Gutbucket, in stereo shotgun microphones, the capsules for M and S (in every example I've seen) are at the same point within the housing behind the interference tube. Instead of a unitary figure-8 capsule, a matched pair of side-facing (outward-facing) cardioid capsules is used, whose outputs are summed "in antiphase" to form a figure-8 pattern. These capsules are positioned on either side of the central, forward-facing capsule that joins to the interference tube.
In the attached "exploded view" of a Neumann RSM 190 or 191 (same mike, different matrix box), the capsule assembly is the cube-like piece in the middle (resistance is futile, so maybe let's try capacitance instead?) labeled with position numbers 5 and 2.
The whole way that M/S works REQUIRES the path length from the center of the direct sound sources to the "M" and "S" microphones to be the same, since the reinforcement vs. cancellation between the M and S channels is what produces the L and R signals. The effect of any discrepancy in distance would be inversely proportional to the sound wavelengths. At low frequencies there is room for some error. But stereo localization depends greatly on upper midrange content (say, from 2 to 5 kHz), where an inch is a significant fraction of a wavelength.
--best regards
P.S.: Nick's Picks, you only think you don't care whether the "M" capsule is single- or dual-diaphragm. Dual-diaphragm is fine for the patterns "beyond cardioid" (supercardioid, hypercardioid, figure-8), but a dual-diaphragm cardioid is only a cardioid in the midrange (and if it's small, perhaps at higher frequencies as well, depending on some other factors). At low frequencies the pattern invariably "blooms out" toward wide cardioid. That's OK in normal studio use, where the added room pickup at low frequencies (say, on a vocal soloist) can increase the sense of roundness and warmth. (Probably the reason large-diaphragm condensers have a reputation for "big" sound in the low frequencies is that nearly all large-diaphragm condenser mikes use dual-diaphragm capsules.)
But in a stereo microphone, whether X/Y or M/S, that characteristic is the opposite of what you want, because it causes the eventual L/R output to "blend toward mono" at low frequencies.
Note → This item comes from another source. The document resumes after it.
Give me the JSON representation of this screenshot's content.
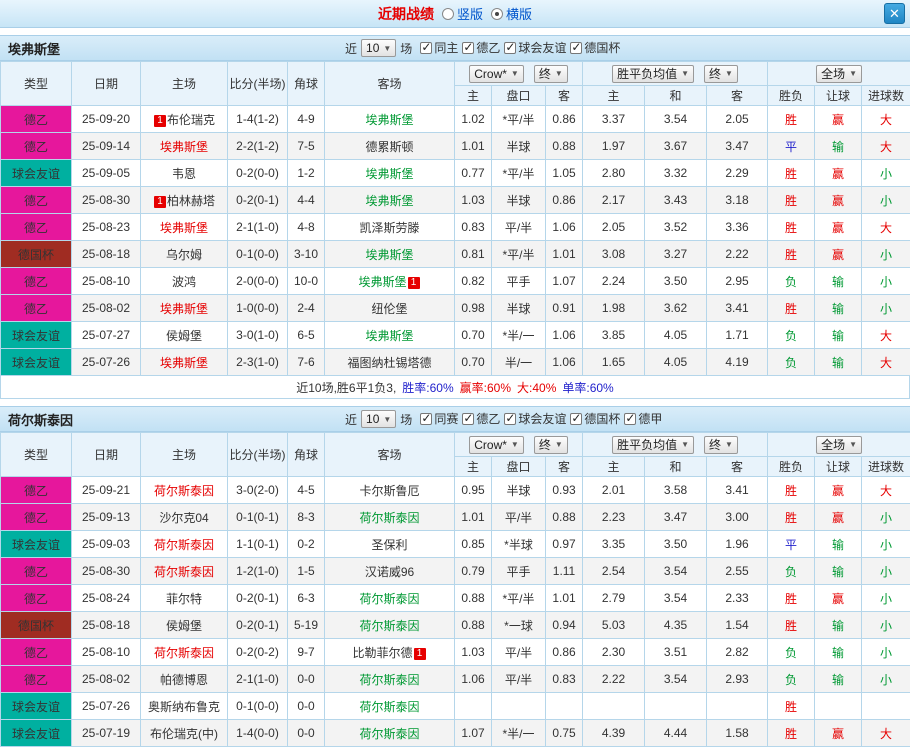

That was useful in the era of stereo LPs, since difference information translates into vertical groove modulation, which had to be carefully controlled. But it's not at all desirable in the era of digital meda. The usual main problem with coincident stereo recordings is a lack of spaciousness, and a widening cardioid(-ish) pattern at low frequencies goes directly to the heart of the problem and makes it significantly worse. A good single-diaphragm cardioid, on the other hand, will still be a real cardioid at 50 Hz and even lower.
Attached is a set of polar diagrams for a classic dual-diaphragm microphone (Neumann U 47), which had pattern settings for "omni" and "cardioid". The ones for the "cardioid" setting are on the left side of the diagram; notice how the pattern spreads out more, the farther down you go in frequency. Not all dual-diaphragm microphones have it this bad, but this type of capsule has many, many imitators among manufacturers who aim at the studio market.